Seismic Hazard Mitigation Research
New technologies to protect buildings and critical infrastructure from seismic hazard may come from a surprising place: advances in metamaterial science, proven in the defense sector.
The Challenge
Seismic hazard is estimated to affect more than two billion people. Conventional methods of protecting built structures use inertial or resonance-based approaches, such as shock absorbers. These are expensive to engineer and build, and almost impossible to use on a city-wide scale, or for historically important structures. Is there a better way?
Here's How
Adapt Our Defense-Sector Expertise to Mitigate Seismic Hazards
Our team of applied mathematicians and structural engineers has been developing advanced capabilities for the defense industry for decades. Some of this technology relates to risks that are similar to seismic hazards, such as ground and underwater shock from explosions, and the computational physics needed to simulate, understand and mitigate the effect of these phenomena.
Our computational physics capabilities allow us to simulate the full nonlinear dynamics of wave motions in large regions of complex soils, and to understand the details of structural responses to these hazards. We also can use these simulations to optimize a structure, material, or any other design feature to maximize safety. In effect, a structure can become “less visible” to a passing shock wave from an earthquake.
Our work builds on advanced concepts developed for the US Office of Naval Research. We explored how specially designed arrangements of conventional materials – “metamaterials” – can create radically new and better performance against seismic hazards. In mechanical systems, such as earthquake, and explosion response, metamaterials have been developed that can fine-tune both the kinetic-energy physics of a wave motion, and the stored, or potential, energy physics. In other words, we can tailor both how a medium or metamaterial moves under seismic excitation, and how it stores energy in its deformations.

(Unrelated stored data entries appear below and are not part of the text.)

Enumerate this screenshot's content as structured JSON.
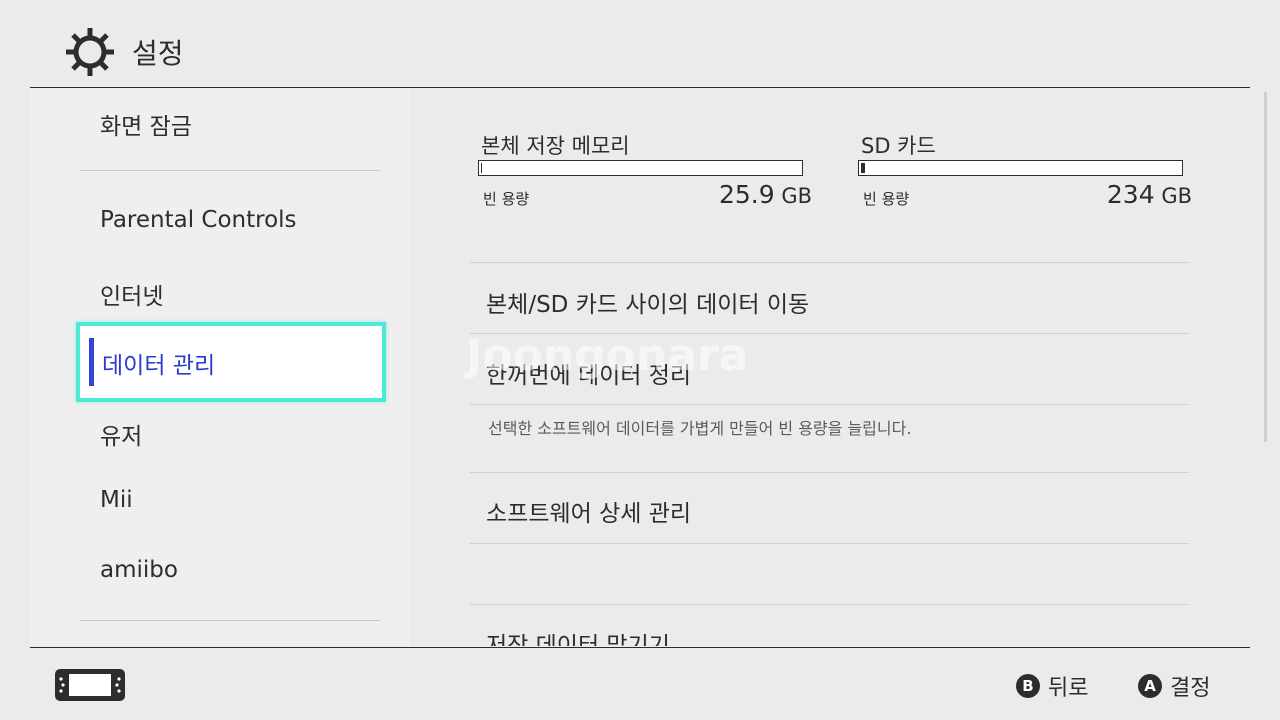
{
  "header": {
    "title": "설정",
    "icon": "gear-icon"
  },
  "sidebar": {
    "items": [
      {
        "label": "화면 잠금"
      },
      {
        "label": "Parental Controls"
      },
      {
        "label": "인터넷"
      },
      {
        "label": "데이터 관리",
        "selected": true
      },
      {
        "label": "유저"
      },
      {
        "label": "Mii"
      },
      {
        "label": "amiibo"
      }
    ]
  },
  "storage": {
    "system": {
      "name": "본체 저장 메모리",
      "free_label": "빈 용량",
      "free_value": "25.9",
      "unit": "GB"
    },
    "sd": {
      "name": "SD 카드",
      "free_label": "빈 용량",
      "free_value": "234",
      "unit": "GB"
    }
  },
  "menu": {
    "move_data": "본체/SD 카드 사이의 데이터 이동",
    "quick_archive": "한꺼번에 데이터 정리",
    "quick_archive_desc": "선택한 소프트웨어 데이터를 가볍게 만들어 빈 용량을 늘립니다.",
    "manage_software": "소프트웨어 상세 관리",
    "save_data": "저장 데이터 맡기기"
  },
  "watermark": "Joongonara",
  "footer": {
    "back": {
      "button": "B",
      "label": "뒤로"
    },
    "ok": {
      "button": "A",
      "label": "결정"
    }
  },
  "colors": {
    "accent": "#2b3bd0",
    "focus": "#4ee8d6",
    "background": "#ebebeb"
  }
}
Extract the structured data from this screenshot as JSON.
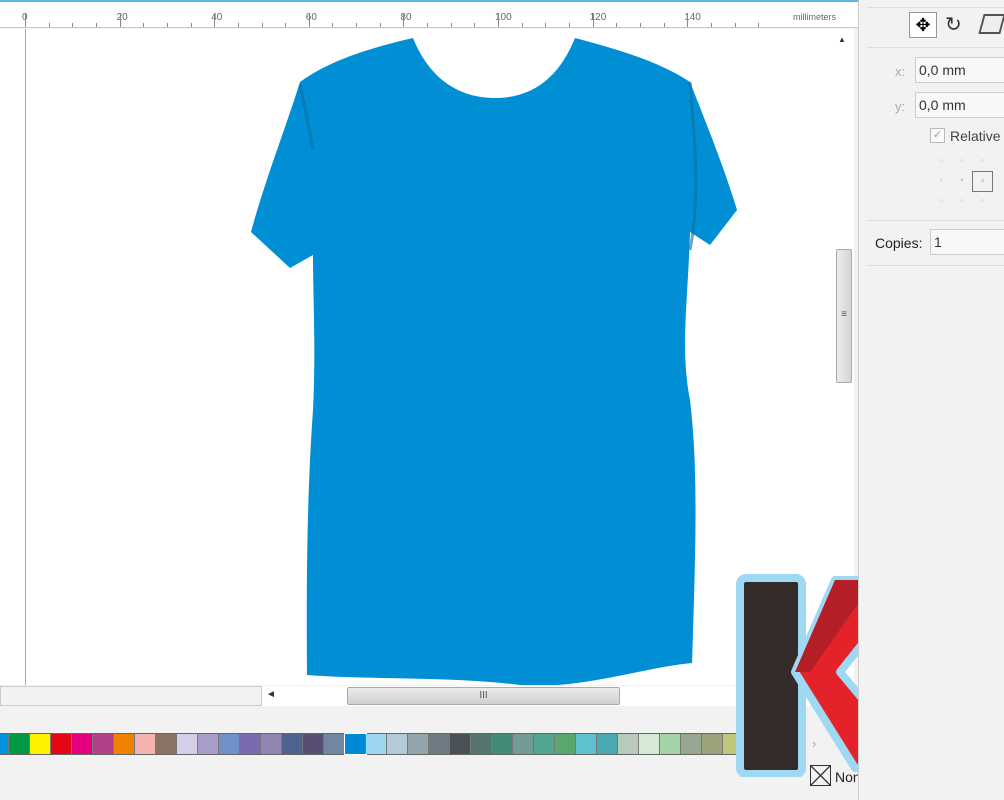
{
  "ruler": {
    "unit": "millimeters",
    "ticks": [
      "0",
      "20",
      "40",
      "60",
      "80",
      "100",
      "120",
      "140"
    ]
  },
  "canvas": {
    "shape_color": "#008fd5",
    "vthumb": "≡",
    "hthumb": "III",
    "pager_arrow": "◄"
  },
  "palette": [
    "#0096df",
    "#009a44",
    "#fff200",
    "#e30613",
    "#e4007f",
    "#b0428a",
    "#ef8200",
    "#f4b3b1",
    "#8a7265",
    "#d2cfe6",
    "#a89ccb",
    "#7090c8",
    "#7b6aad",
    "#8f85b0",
    "#4d6490",
    "#584e72",
    "#7186a0",
    "#0089d8",
    "#9dd5f3",
    "#b5cad8",
    "#94a4ac",
    "#6e7b82",
    "#4a5258",
    "#557670",
    "#428a78",
    "#739b96",
    "#52a690",
    "#5ba66d",
    "#5ec1cf",
    "#4aa8b2",
    "#b8cab8",
    "#d4ead5",
    "#a3d4a7",
    "#96a690",
    "#9aa37a",
    "#bfc77a",
    "#d8e08a"
  ],
  "panel": {
    "x_label": "x:",
    "x_value": "0,0 mm",
    "y_label": "y:",
    "y_value": "0,0 mm",
    "relative_label": "Relative",
    "copies_label": "Copies:",
    "copies_value": "1"
  },
  "status": {
    "fill_none": "None"
  }
}
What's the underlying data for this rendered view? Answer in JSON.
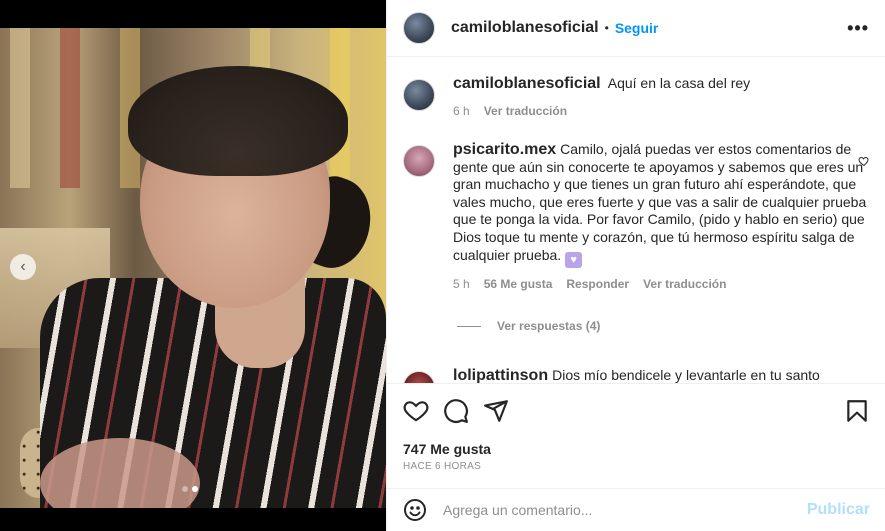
{
  "post": {
    "username": "camiloblanesoficial",
    "follow_label": "Seguir",
    "separator": "•",
    "more_icon": "more-horizontal-icon"
  },
  "caption": {
    "username": "camiloblanesoficial",
    "text": "Aquí en la casa del rey",
    "time": "6 h",
    "translate_label": "Ver traducción"
  },
  "comments": [
    {
      "username": "psicarito.mex",
      "text": "Camilo, ojalá puedas ver estos comentarios de gente que aún sin conocerte te apoyamos y sabemos que eres un gran muchacho y que tienes un gran futuro ahí esperándote, que vales mucho, que eres fuerte y que vas a salir de cualquier prueba que te ponga la vida. Por favor Camilo, (pido y hablo en serio) que Dios toque tu mente y corazón, que tú hermoso espíritu salga de cualquier prueba.",
      "time": "5 h",
      "likes_label": "56 Me gusta",
      "reply_label": "Responder",
      "translate_label": "Ver traducción",
      "view_replies_label": "Ver respuestas (4)"
    },
    {
      "username": "lolipattinson",
      "text": "Dios mío bendicele y levantarle en tu santo"
    }
  ],
  "actions": {
    "like_icon": "heart-icon",
    "comment_icon": "comment-icon",
    "share_icon": "send-icon",
    "save_icon": "bookmark-icon"
  },
  "stats": {
    "likes": "747 Me gusta",
    "posted": "HACE 6 HORAS"
  },
  "composer": {
    "placeholder": "Agrega un comentario...",
    "post_label": "Publicar",
    "emoji_icon": "smiley-icon"
  },
  "carousel": {
    "prev_icon": "chevron-left-icon",
    "count": 2,
    "active_index": 1
  },
  "colors": {
    "accent": "#0095f6",
    "accent_disabled": "#b2dffc",
    "muted": "#8e8e8e"
  }
}
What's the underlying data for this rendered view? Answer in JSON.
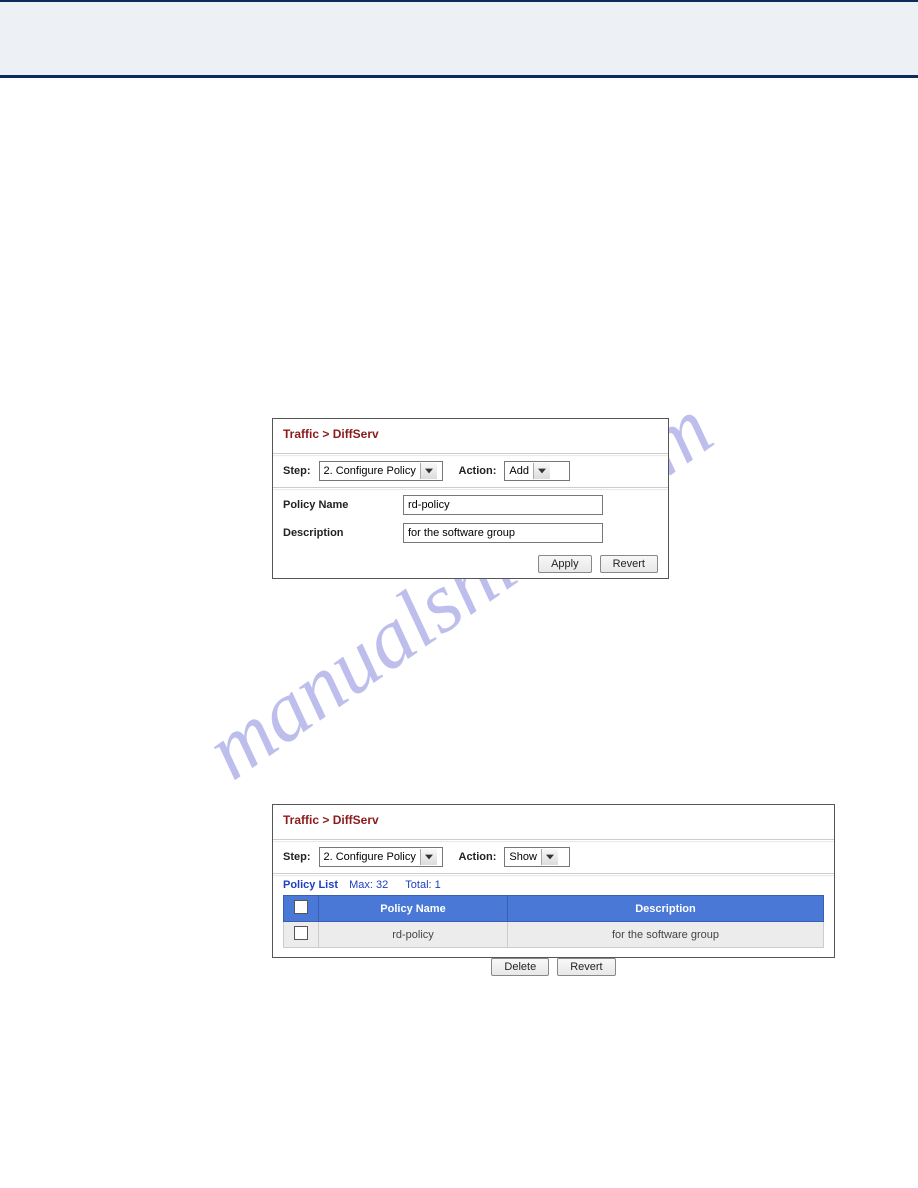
{
  "watermark": "manualshive.com",
  "breadcrumb": "Traffic > DiffServ",
  "labels": {
    "step": "Step:",
    "action": "Action:",
    "policy_name": "Policy Name",
    "description": "Description"
  },
  "panel1": {
    "step_value": "2. Configure Policy",
    "action_value": "Add",
    "policy_name_value": "rd-policy",
    "description_value": "for the software group",
    "apply": "Apply",
    "revert": "Revert"
  },
  "panel2": {
    "step_value": "2. Configure Policy",
    "action_value": "Show",
    "list_title": "Policy List",
    "max_label": "Max: 32",
    "total_label": "Total: 1",
    "col_policy": "Policy Name",
    "col_desc": "Description",
    "row": {
      "policy": "rd-policy",
      "desc": "for the software group"
    },
    "delete": "Delete",
    "revert": "Revert"
  }
}
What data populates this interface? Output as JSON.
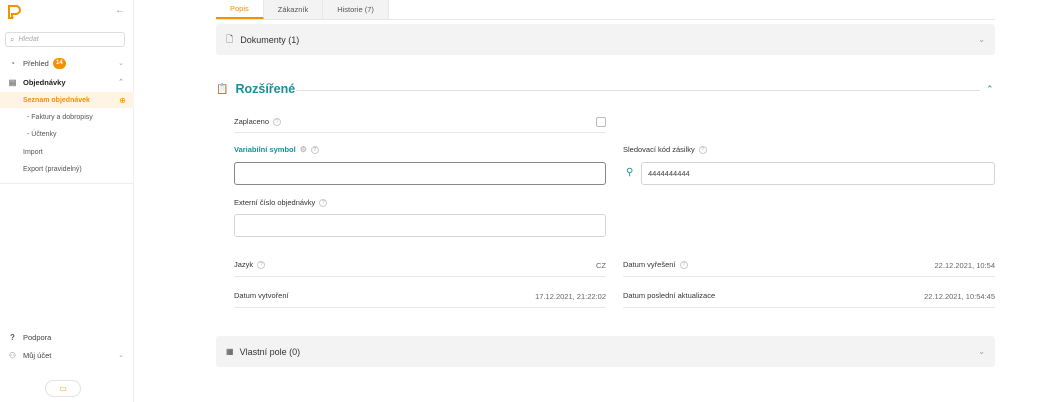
{
  "sidebar": {
    "search_placeholder": "Hledat",
    "items": {
      "prehled": {
        "label": "Přehled",
        "badge": "14"
      },
      "objednavky": {
        "label": "Objednávky"
      },
      "seznam": {
        "label": "Seznam objednávek"
      },
      "faktury": {
        "label": "- Faktury a dobropisy"
      },
      "uctenky": {
        "label": "- Účtenky"
      },
      "import": {
        "label": "Import"
      },
      "export": {
        "label": "Export (pravidelný)"
      },
      "podpora": {
        "label": "Podpora"
      },
      "ucet": {
        "label": "Můj účet"
      }
    }
  },
  "tabs": [
    "Popis",
    "Zákazník",
    "Historie (7)"
  ],
  "panels": {
    "dokumenty": "Dokumenty (1)",
    "vlastni": "Vlastní pole (0)"
  },
  "section": {
    "title": "Rozšířené",
    "zaplaceno_label": "Zaplaceno",
    "vs_label": "Variabilní symbol",
    "vs_value": "",
    "tracking_label": "Sledovací kód zásilky",
    "tracking_value": "4444444444",
    "ext_label": "Externí číslo objednávky",
    "ext_value": "",
    "jazyk_label": "Jazyk",
    "jazyk_value": "CZ",
    "datum_vyreseni_label": "Datum vyřešení",
    "datum_vyreseni_value": "22.12.2021, 10:54",
    "datum_vytvoreni_label": "Datum vytvoření",
    "datum_vytvoreni_value": "17.12.2021, 21:22:02",
    "datum_aktualizace_label": "Datum poslední aktualizace",
    "datum_aktualizace_value": "22.12.2021, 10:54:45"
  },
  "colors": {
    "accent": "#f39200",
    "teal": "#1a8f99"
  },
  "icons": [
    "logo-icon",
    "collapse-arrow-icon",
    "search-icon",
    "dashboard-icon",
    "orders-icon",
    "add-circle-icon",
    "help-icon",
    "user-icon",
    "document-icon",
    "clipboard-icon",
    "grid-icon",
    "location-pin-icon",
    "gear-icon",
    "chevron-down-icon",
    "chevron-up-icon"
  ]
}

We have applied the metamaterial concept to some complex designs using buried or aerial tuned-mass dampers. However, to dissipate the extraordinary amount of energy transmitted by seismic waves effectively, very large masses and/or oscillation amplitudes are required.
Our idea: shift our emphasis to deformations in the earth, not the kinetics. This means we look to how the metamaterial deforms, takes on stress, and springs back during the oscillations.
The Designs
Given the wide scale of the structures we want to protect – from a stadium to a small data center – the metamaterial technology for seismic mitigation must use commonly available construction materials. Our insight is in how to design special arrangements and configurations of these materials to create new and remarkable protective effects.
The Technology
We are applying the computational physics software we developed over decades of work with the departments of Defense and Energy to simulate and optimize wave motion and structural response. We are also leveraging our unique insight into wave physics coming from special programs for the US Navy.
This is a design simulation of an arrangement of seismic metamaterials. You can see the wave travelling on the surface from left to right striking the metamaterial region (black grid), and being directed away from the surface, protecting any structures on the right.
Results
Our work is truly cross disciplinary, involving our experts in computational physics, mathematics and structural engineering. We were able to develop seismic metamaterial concepts that steer and bend seismic waves away from the assets we want to protect. In essence, making them, in a simulation. “Invisible” to the passing wave.